Int J Health Serv. 1993;23(2):323-46. doi: 10.2190/GH7C-LQE5-YNK5-JYM8.
In the United States, we see three main phases in the construction of the history of AIDS, with each having very different implications for health and social policy. In the first, AIDS was conceived of as an epidemic disease, a "gay plague," by analogy to the sudden, devastating epidemics of the past. In the second, it was normalized as a chronic disease, similar in many ways to diseases such as cancer. In the third, the authors propose a new historical model of a slow-moving, long-lasting pandemic, a chronic infectious ailment manifested through myriad specific HIV-related diseases.

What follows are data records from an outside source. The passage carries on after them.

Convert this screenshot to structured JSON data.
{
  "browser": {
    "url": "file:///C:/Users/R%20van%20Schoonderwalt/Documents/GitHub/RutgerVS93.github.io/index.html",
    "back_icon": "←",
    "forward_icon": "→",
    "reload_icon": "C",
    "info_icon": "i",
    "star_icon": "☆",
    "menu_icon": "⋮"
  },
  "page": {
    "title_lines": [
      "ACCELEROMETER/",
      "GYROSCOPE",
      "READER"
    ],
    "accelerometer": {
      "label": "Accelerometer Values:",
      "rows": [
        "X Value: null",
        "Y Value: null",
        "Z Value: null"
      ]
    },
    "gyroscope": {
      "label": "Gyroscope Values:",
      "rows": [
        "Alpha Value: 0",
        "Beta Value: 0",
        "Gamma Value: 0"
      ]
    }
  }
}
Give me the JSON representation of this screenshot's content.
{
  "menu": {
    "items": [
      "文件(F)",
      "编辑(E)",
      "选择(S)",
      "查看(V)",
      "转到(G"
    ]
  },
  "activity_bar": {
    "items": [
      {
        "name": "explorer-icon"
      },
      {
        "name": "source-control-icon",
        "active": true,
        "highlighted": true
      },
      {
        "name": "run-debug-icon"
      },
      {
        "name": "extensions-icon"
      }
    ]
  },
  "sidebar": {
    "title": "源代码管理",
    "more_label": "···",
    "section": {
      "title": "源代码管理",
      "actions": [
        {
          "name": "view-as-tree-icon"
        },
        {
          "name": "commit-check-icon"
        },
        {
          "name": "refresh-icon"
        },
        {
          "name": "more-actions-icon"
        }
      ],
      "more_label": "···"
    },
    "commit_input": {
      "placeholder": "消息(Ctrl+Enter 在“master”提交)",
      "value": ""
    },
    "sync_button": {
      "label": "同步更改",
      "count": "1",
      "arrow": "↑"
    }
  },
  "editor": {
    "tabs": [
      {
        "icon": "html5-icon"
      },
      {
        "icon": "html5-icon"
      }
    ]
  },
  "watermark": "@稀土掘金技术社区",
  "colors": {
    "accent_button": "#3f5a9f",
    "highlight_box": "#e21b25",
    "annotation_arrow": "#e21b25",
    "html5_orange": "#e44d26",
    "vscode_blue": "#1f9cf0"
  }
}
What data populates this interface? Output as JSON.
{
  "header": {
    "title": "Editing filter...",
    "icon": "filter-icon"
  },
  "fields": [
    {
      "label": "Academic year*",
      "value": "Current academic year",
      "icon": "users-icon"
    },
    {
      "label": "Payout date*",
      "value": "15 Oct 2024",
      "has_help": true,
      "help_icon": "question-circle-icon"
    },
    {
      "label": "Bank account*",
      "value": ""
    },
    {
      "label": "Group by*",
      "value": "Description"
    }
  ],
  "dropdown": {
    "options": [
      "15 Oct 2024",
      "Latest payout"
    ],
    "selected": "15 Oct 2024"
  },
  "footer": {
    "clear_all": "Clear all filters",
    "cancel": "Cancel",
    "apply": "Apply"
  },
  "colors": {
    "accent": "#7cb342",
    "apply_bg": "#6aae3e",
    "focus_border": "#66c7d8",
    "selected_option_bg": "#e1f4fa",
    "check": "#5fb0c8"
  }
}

The new paradigm of AIDS incorporates the positive aspects of both earlier conceptions. It emphasizes, like the plague model, the etiology, transmission, and prevention of disease but rejects its assumption of a time-limited crisis. It takes from the chronic disease model an appropriate time frame and concern with the clinical management of protracted illness but insists on the primacy of prevention. The authors criticize both infectious and chronic disease models for their individualistic conceptions of disease and their narrow strategies for disease prevention. They further argue that the traditional distinction between, and approaches to, infectious and chronic diseases need to be rethought for other diseases as well as for AIDS.
在美国,我们看到艾滋病历史建构主要经历了三个阶段,每个阶段对健康和社会政策都有着截然不同的影响。第一阶段,艾滋病被视为一种流行病,一种“同性恋瘟疫”,类似于过去那些突然爆发的毁灭性流行病。第二阶段,它被常态化为一种慢性病,在许多方面与癌症等疾病相似。在第三阶段,作者们提出了一种新的历史模型,即一种缓慢蔓延、长期存在的大流行病,一种通过无数与艾滋病毒相关的特定疾病表现出来的慢性传染病。艾滋病的新范式融合了早期两种概念的积极方面。它像瘟疫模型一样强调疾病的病因、传播和预防,但摒弃了其关于危机有时间限制的假设。它从慢性病模型中汲取了合适的时间框架以及对长期疾病临床管理的关注,但坚持预防的首要地位。作者们批评传染病模型和慢性病模型都存在对疾病的个人主义观念以及狭窄的疾病预防策略。他们进一步指出,对于艾滋病以及其他疾病而言,传统上对传染病和慢性病的区分及应对方法都需要重新思考。